The most insistent critic of the award and at the same time the most emotionally excited has undoubtedly been the old radio man Kjell Albin Abrahamson. He has raged at us in Expressen, online, on television and has even written a book where the award appeared to be one of the great plagues of his life. This classic warrior of the cold war hates everything that smells like left and ’68 and a special place in his heart and pain has been assigned to the Lenin Award. I myself met this loudly angry debater in SVT’s Debate and it was a surprisingly ill prepared debater, who seemed to be best used to appearing before like-minded people. His commitment is truly genuine, but when emotion gets the upper hand, he tends to vouch for anything that can be blamed on communism. His reputation is probably not the very best in historical circles in Sweden after having put himself as a guarantor to the truth in the later exposed The Long Walk by Slavomir Rawicz.
A serious attempt at discussion and criticism came a few years ago in a major article in Göteborgs-Posten by the important professor of political science Bo Rothstein. His crucial criticism was based on quotes from Lenin during the Civil War, when he often gave murderous directives in tub-thumping terms. As Stefan Lindgren showed in a reply, it is not by the words but by the actions one should judge a historical person, and behind the current quote there was a reality that was far less dramatic. With regard to Lenin’s world-historical effort as a peace maker and defender of the self-determination of small nations and other issues that lead past various possible character flaws, neither did Bo Rothstein have anything to offer. Discussions of this more fundamental kind have only taken place on the cultural page of Aftonbladet, and it’s been mainly up to the newspapers head of culture åsa Linderborg to put Lenin’s efforts into their historical context. The pressure and persecution from politically orthodox anti-communists such as Kristian Gerner and Clas-Göran Karlsson and the whole pack of followers have then become well-organized and massive.
To this unison choir of scolding rather empty on thought, suddenly came from the same side just as many declarations of love to writer Susanna Alakoski, when Dagens Nyheter revealed that she had refused to accept the award for the reason that she did not want to be associated with totalitarian regimes. This has since been repeated with contentment in most contexts where the award has been presented and the question is whether Susanna Alakoski herself has been so pleased with this love from circles that in other contexts hardly have embraced what she has actually written.
Since Jan Myrdal’s small prize – the Robespierre Prize was later presented, this has been met with similar tones, but reinforced with a cautionary and slightly patronizing finger pointed at these imprudent youths, who in this way consorted with the detestable old Myrdal-followers.

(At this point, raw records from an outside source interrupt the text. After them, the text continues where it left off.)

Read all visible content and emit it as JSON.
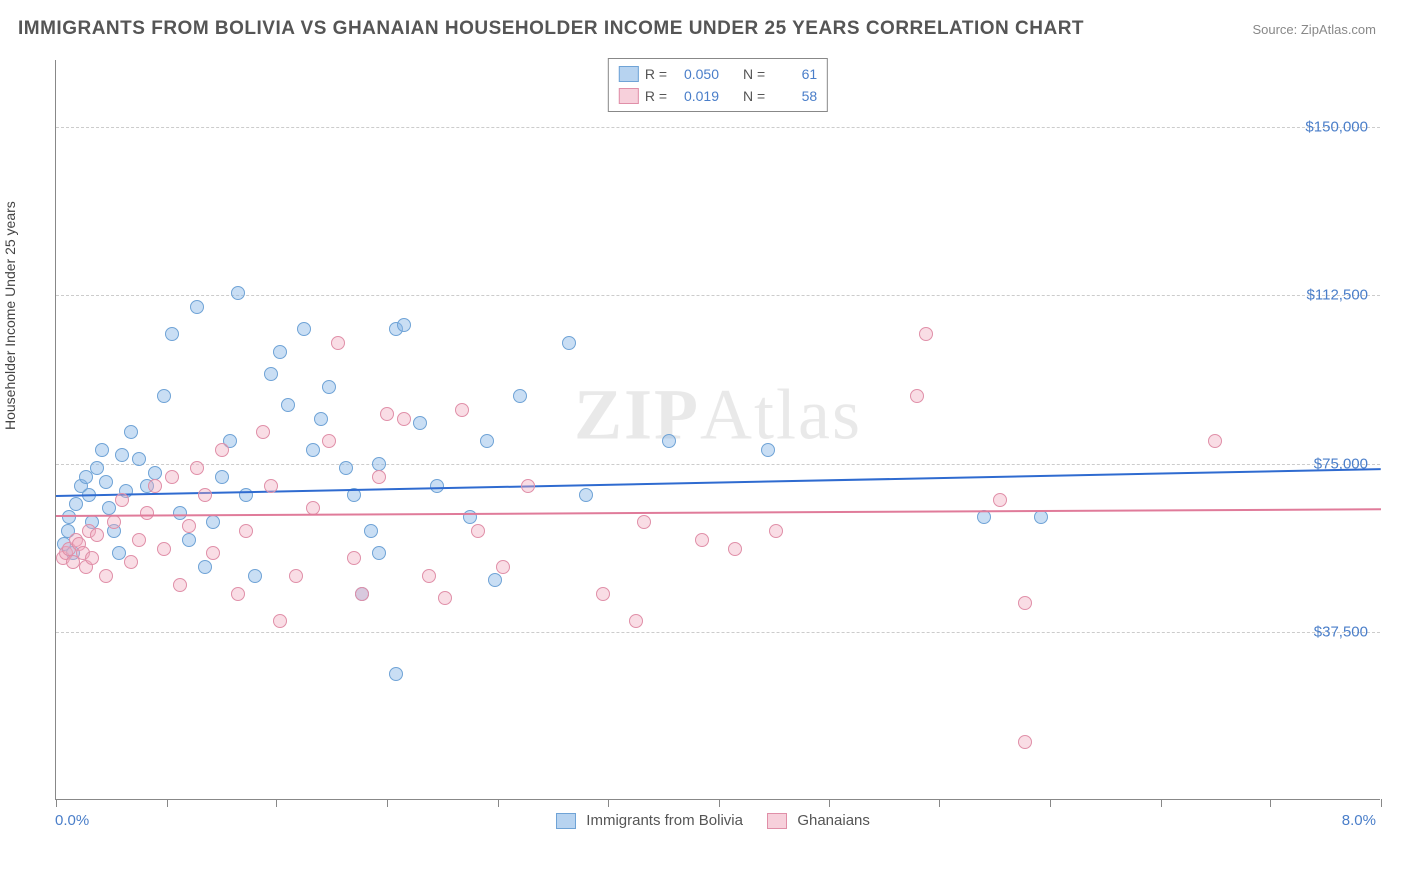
{
  "title": "IMMIGRANTS FROM BOLIVIA VS GHANAIAN HOUSEHOLDER INCOME UNDER 25 YEARS CORRELATION CHART",
  "source_prefix": "Source: ",
  "source": "ZipAtlas.com",
  "ylabel": "Householder Income Under 25 years",
  "watermark_a": "ZIP",
  "watermark_b": "Atlas",
  "chart": {
    "type": "scatter",
    "xlim": [
      0,
      8
    ],
    "ylim": [
      0,
      165000
    ],
    "x_tick_labels": [
      "0.0%",
      "8.0%"
    ],
    "x_minor_ticks": [
      0,
      0.67,
      1.33,
      2.0,
      2.67,
      3.33,
      4.0,
      4.67,
      5.33,
      6.0,
      6.67,
      7.33,
      8.0
    ],
    "y_grid": [
      {
        "v": 37500,
        "label": "$37,500"
      },
      {
        "v": 75000,
        "label": "$75,000"
      },
      {
        "v": 112500,
        "label": "$112,500"
      },
      {
        "v": 150000,
        "label": "$150,000"
      }
    ],
    "grid_color": "#cccccc",
    "background_color": "#ffffff",
    "axis_color": "#888888",
    "point_radius": 7,
    "series": [
      {
        "key": "bolivia",
        "label": "Immigrants from Bolivia",
        "fill": "rgba(135,181,230,0.45)",
        "stroke": "#6fa3d6",
        "trend_color": "#2f6bd0",
        "r": "0.050",
        "n": "61",
        "trend": {
          "y_at_x0": 68000,
          "y_at_x8": 74000
        },
        "points": [
          [
            0.05,
            57000
          ],
          [
            0.07,
            60000
          ],
          [
            0.08,
            63000
          ],
          [
            0.1,
            55000
          ],
          [
            0.12,
            66000
          ],
          [
            0.15,
            70000
          ],
          [
            0.18,
            72000
          ],
          [
            0.2,
            68000
          ],
          [
            0.22,
            62000
          ],
          [
            0.25,
            74000
          ],
          [
            0.28,
            78000
          ],
          [
            0.3,
            71000
          ],
          [
            0.32,
            65000
          ],
          [
            0.35,
            60000
          ],
          [
            0.38,
            55000
          ],
          [
            0.4,
            77000
          ],
          [
            0.42,
            69000
          ],
          [
            0.45,
            82000
          ],
          [
            0.5,
            76000
          ],
          [
            0.55,
            70000
          ],
          [
            0.6,
            73000
          ],
          [
            0.65,
            90000
          ],
          [
            0.7,
            104000
          ],
          [
            0.75,
            64000
          ],
          [
            0.8,
            58000
          ],
          [
            0.85,
            110000
          ],
          [
            0.9,
            52000
          ],
          [
            0.95,
            62000
          ],
          [
            1.0,
            72000
          ],
          [
            1.05,
            80000
          ],
          [
            1.1,
            113000
          ],
          [
            1.15,
            68000
          ],
          [
            1.2,
            50000
          ],
          [
            1.3,
            95000
          ],
          [
            1.35,
            100000
          ],
          [
            1.4,
            88000
          ],
          [
            1.5,
            105000
          ],
          [
            1.55,
            78000
          ],
          [
            1.6,
            85000
          ],
          [
            1.65,
            92000
          ],
          [
            1.75,
            74000
          ],
          [
            1.8,
            68000
          ],
          [
            1.85,
            46000
          ],
          [
            1.9,
            60000
          ],
          [
            1.95,
            55000
          ],
          [
            2.05,
            105000
          ],
          [
            2.1,
            106000
          ],
          [
            2.2,
            84000
          ],
          [
            2.3,
            70000
          ],
          [
            2.5,
            63000
          ],
          [
            2.6,
            80000
          ],
          [
            2.65,
            49000
          ],
          [
            2.8,
            90000
          ],
          [
            3.1,
            102000
          ],
          [
            3.2,
            68000
          ],
          [
            3.7,
            80000
          ],
          [
            4.3,
            78000
          ],
          [
            5.6,
            63000
          ],
          [
            5.95,
            63000
          ],
          [
            2.05,
            28000
          ],
          [
            1.95,
            75000
          ]
        ]
      },
      {
        "key": "ghana",
        "label": "Ghanaians",
        "fill": "rgba(240,170,190,0.4)",
        "stroke": "#e08fa8",
        "trend_color": "#e07b9a",
        "r": "0.019",
        "n": "58",
        "trend": {
          "y_at_x0": 63500,
          "y_at_x8": 65000
        },
        "points": [
          [
            0.04,
            54000
          ],
          [
            0.06,
            55000
          ],
          [
            0.08,
            56000
          ],
          [
            0.1,
            53000
          ],
          [
            0.12,
            58000
          ],
          [
            0.14,
            57000
          ],
          [
            0.16,
            55000
          ],
          [
            0.18,
            52000
          ],
          [
            0.2,
            60000
          ],
          [
            0.22,
            54000
          ],
          [
            0.25,
            59000
          ],
          [
            0.3,
            50000
          ],
          [
            0.35,
            62000
          ],
          [
            0.4,
            67000
          ],
          [
            0.45,
            53000
          ],
          [
            0.5,
            58000
          ],
          [
            0.55,
            64000
          ],
          [
            0.6,
            70000
          ],
          [
            0.65,
            56000
          ],
          [
            0.7,
            72000
          ],
          [
            0.75,
            48000
          ],
          [
            0.8,
            61000
          ],
          [
            0.85,
            74000
          ],
          [
            0.9,
            68000
          ],
          [
            0.95,
            55000
          ],
          [
            1.0,
            78000
          ],
          [
            1.1,
            46000
          ],
          [
            1.15,
            60000
          ],
          [
            1.25,
            82000
          ],
          [
            1.3,
            70000
          ],
          [
            1.35,
            40000
          ],
          [
            1.45,
            50000
          ],
          [
            1.55,
            65000
          ],
          [
            1.65,
            80000
          ],
          [
            1.7,
            102000
          ],
          [
            1.8,
            54000
          ],
          [
            1.85,
            46000
          ],
          [
            1.95,
            72000
          ],
          [
            2.0,
            86000
          ],
          [
            2.1,
            85000
          ],
          [
            2.25,
            50000
          ],
          [
            2.35,
            45000
          ],
          [
            2.45,
            87000
          ],
          [
            2.55,
            60000
          ],
          [
            2.7,
            52000
          ],
          [
            2.85,
            70000
          ],
          [
            3.3,
            46000
          ],
          [
            3.5,
            40000
          ],
          [
            3.55,
            62000
          ],
          [
            3.9,
            58000
          ],
          [
            4.1,
            56000
          ],
          [
            4.35,
            60000
          ],
          [
            5.2,
            90000
          ],
          [
            5.25,
            104000
          ],
          [
            5.7,
            67000
          ],
          [
            5.85,
            44000
          ],
          [
            5.85,
            13000
          ],
          [
            7.0,
            80000
          ]
        ]
      }
    ]
  },
  "stats_labels": {
    "r": "R =",
    "n": "N ="
  }
}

The unambiguously positive reactions to the award have primarily come from the part of the left with its roots in the ’68 movement. The Communist Party’s newspaper Proletären (The Proletarian) has reported in a versatile and honourable manner, and in Folket i Bild and Clarté one has also been able to read positive comments and reactions. However, as the years have passed, the award despite the resistance and scolding or possibly thanks to it has become increasingly institutionalized and the announcement of the latest award winner was followed not only by an expected spinal cord reflex in Expressen from Gunnar Hökmark, but also by a rather cute feel-good report in TV’s cultural news. This tendency has become even more evident at the local level. The award is regularly given a serious and ample coverage in the local press followed by a dutiful dressing-down on the editorial page. Over the years, the award has also generated a string of letters to the editor of varying quality, both for and against this award. As an old teacher, I think that we in this way have contributed to popular education, albeit with the geographical constraints that arise from the distribution area of Hallands Nyheter. The provincialism when retired grocers then appear as historical authorities probably play a lesser role than the role they play in making the award what it really is today, and what it was originally meant to be, an unpleasantly itching boil in the ass of the potentates of bourgeois history writing.